Heart concerns derailed UT career

Tennessee's Emmanuel Negedu motions to the crowd as he joins teammates on the bench before the game against Lincoln Memorial at Thompson-Boling Arena on Wednesday, Nov. 4, 2009. UT won the exhibition game 97-58.

Tennessee's Emmanuel Negedu motions to the crowd as he joins teammates on the bench before the game against Lincoln Memorial at Thompson-Boling Arena on Wednesday, Nov. 4, 2009. UT won the exhibition game 97-58.
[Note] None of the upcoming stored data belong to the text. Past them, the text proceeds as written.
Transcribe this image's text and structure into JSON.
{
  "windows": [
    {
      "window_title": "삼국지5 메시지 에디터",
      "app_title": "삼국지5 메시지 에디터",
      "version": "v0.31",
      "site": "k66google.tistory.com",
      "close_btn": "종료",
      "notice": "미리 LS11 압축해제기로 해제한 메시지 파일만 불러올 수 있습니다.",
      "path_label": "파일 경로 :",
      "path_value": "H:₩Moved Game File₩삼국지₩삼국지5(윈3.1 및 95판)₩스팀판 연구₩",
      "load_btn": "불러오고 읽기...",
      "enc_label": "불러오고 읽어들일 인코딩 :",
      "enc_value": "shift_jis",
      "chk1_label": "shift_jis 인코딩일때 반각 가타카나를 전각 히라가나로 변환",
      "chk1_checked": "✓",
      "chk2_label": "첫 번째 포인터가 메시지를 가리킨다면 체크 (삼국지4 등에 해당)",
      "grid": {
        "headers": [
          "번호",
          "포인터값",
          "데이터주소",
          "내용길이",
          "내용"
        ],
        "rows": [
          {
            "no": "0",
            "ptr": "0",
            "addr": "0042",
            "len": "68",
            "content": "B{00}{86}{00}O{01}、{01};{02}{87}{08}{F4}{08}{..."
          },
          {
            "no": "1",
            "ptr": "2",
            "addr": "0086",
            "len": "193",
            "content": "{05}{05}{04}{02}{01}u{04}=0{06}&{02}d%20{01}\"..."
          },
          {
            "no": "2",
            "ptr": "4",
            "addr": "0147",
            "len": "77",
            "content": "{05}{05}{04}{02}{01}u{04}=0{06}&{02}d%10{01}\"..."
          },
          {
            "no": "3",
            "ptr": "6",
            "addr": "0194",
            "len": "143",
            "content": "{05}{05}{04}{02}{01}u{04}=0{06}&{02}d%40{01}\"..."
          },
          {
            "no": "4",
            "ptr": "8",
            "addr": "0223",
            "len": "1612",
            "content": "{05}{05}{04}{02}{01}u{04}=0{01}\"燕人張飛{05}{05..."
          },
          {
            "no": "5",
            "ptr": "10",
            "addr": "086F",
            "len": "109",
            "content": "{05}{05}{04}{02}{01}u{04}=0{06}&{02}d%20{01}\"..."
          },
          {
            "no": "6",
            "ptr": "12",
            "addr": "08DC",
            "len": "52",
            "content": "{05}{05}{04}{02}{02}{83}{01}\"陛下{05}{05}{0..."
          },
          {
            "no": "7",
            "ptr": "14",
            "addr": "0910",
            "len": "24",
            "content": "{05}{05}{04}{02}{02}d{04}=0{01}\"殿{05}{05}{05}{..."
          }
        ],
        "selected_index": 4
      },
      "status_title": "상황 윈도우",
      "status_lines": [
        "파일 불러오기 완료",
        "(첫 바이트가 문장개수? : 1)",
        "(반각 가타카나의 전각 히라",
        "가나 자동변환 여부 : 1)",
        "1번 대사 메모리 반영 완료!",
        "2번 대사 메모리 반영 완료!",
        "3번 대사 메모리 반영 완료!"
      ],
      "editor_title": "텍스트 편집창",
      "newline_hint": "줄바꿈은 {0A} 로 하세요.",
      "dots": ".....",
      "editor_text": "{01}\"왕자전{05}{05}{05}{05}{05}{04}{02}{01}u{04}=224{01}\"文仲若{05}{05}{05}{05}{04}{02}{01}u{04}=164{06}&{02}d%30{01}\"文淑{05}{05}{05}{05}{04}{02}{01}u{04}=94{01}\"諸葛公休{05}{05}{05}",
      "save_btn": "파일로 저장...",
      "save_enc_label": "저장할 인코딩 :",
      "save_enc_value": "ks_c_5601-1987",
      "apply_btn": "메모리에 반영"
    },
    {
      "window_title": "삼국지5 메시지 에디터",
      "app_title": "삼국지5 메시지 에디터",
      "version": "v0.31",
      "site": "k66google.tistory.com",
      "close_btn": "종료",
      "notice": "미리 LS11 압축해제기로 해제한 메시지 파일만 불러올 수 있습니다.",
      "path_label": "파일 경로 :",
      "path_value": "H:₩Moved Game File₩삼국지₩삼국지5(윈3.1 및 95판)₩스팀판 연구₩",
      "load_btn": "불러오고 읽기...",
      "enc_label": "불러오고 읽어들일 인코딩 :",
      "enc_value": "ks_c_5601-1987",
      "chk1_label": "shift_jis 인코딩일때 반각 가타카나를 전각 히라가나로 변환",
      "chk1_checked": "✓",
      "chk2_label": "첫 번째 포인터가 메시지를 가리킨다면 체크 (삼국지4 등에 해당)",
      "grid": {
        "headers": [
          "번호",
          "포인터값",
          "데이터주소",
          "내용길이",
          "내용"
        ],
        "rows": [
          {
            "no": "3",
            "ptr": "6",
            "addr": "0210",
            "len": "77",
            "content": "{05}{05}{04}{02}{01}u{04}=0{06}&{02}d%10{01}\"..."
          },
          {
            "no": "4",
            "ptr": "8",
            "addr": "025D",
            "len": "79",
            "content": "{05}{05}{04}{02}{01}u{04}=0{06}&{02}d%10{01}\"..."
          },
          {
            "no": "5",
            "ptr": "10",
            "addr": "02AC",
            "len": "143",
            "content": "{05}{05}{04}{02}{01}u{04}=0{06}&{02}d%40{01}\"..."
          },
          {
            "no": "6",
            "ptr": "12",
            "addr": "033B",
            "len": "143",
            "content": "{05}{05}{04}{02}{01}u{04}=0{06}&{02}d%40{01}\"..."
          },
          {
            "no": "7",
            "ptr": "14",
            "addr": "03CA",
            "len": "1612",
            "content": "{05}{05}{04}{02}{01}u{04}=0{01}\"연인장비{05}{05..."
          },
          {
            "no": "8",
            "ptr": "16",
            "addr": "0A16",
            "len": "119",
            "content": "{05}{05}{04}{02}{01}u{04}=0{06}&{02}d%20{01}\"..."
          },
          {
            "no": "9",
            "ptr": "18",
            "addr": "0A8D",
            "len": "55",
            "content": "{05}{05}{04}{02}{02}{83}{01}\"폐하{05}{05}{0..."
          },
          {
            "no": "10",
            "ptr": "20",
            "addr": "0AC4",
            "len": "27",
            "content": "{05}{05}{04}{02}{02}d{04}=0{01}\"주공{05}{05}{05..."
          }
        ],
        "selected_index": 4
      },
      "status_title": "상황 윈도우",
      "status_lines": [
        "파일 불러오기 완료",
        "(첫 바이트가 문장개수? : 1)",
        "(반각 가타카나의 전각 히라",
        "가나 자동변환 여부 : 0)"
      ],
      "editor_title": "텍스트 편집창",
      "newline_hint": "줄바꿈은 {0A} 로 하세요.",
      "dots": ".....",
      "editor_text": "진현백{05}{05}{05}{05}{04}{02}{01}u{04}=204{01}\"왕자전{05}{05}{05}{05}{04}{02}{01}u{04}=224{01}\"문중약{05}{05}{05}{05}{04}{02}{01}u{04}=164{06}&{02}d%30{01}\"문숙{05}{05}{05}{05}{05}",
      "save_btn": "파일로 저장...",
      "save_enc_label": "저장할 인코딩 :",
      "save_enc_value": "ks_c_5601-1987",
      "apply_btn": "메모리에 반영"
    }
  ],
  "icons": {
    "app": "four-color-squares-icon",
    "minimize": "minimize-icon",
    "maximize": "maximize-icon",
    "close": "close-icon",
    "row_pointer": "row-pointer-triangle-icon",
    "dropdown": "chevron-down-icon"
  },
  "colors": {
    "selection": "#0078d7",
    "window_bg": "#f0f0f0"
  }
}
Former Tennessee men's basketball player Emmanuel Negedu said he signed with New Mexico on Monday.

"I signed this morning,'' Negedu said on the News Sentinel Sports Page radio show. "When everything happened, and they said I couldn't play basketball anymore, I felt like I was dead.

"Now, I feel like my life is getting back to me.''

Negedu, who suffered a cardiac event in the indoor football facility on UT's campus Sept. 28, 2009, wanted to stay and play at Tennessee.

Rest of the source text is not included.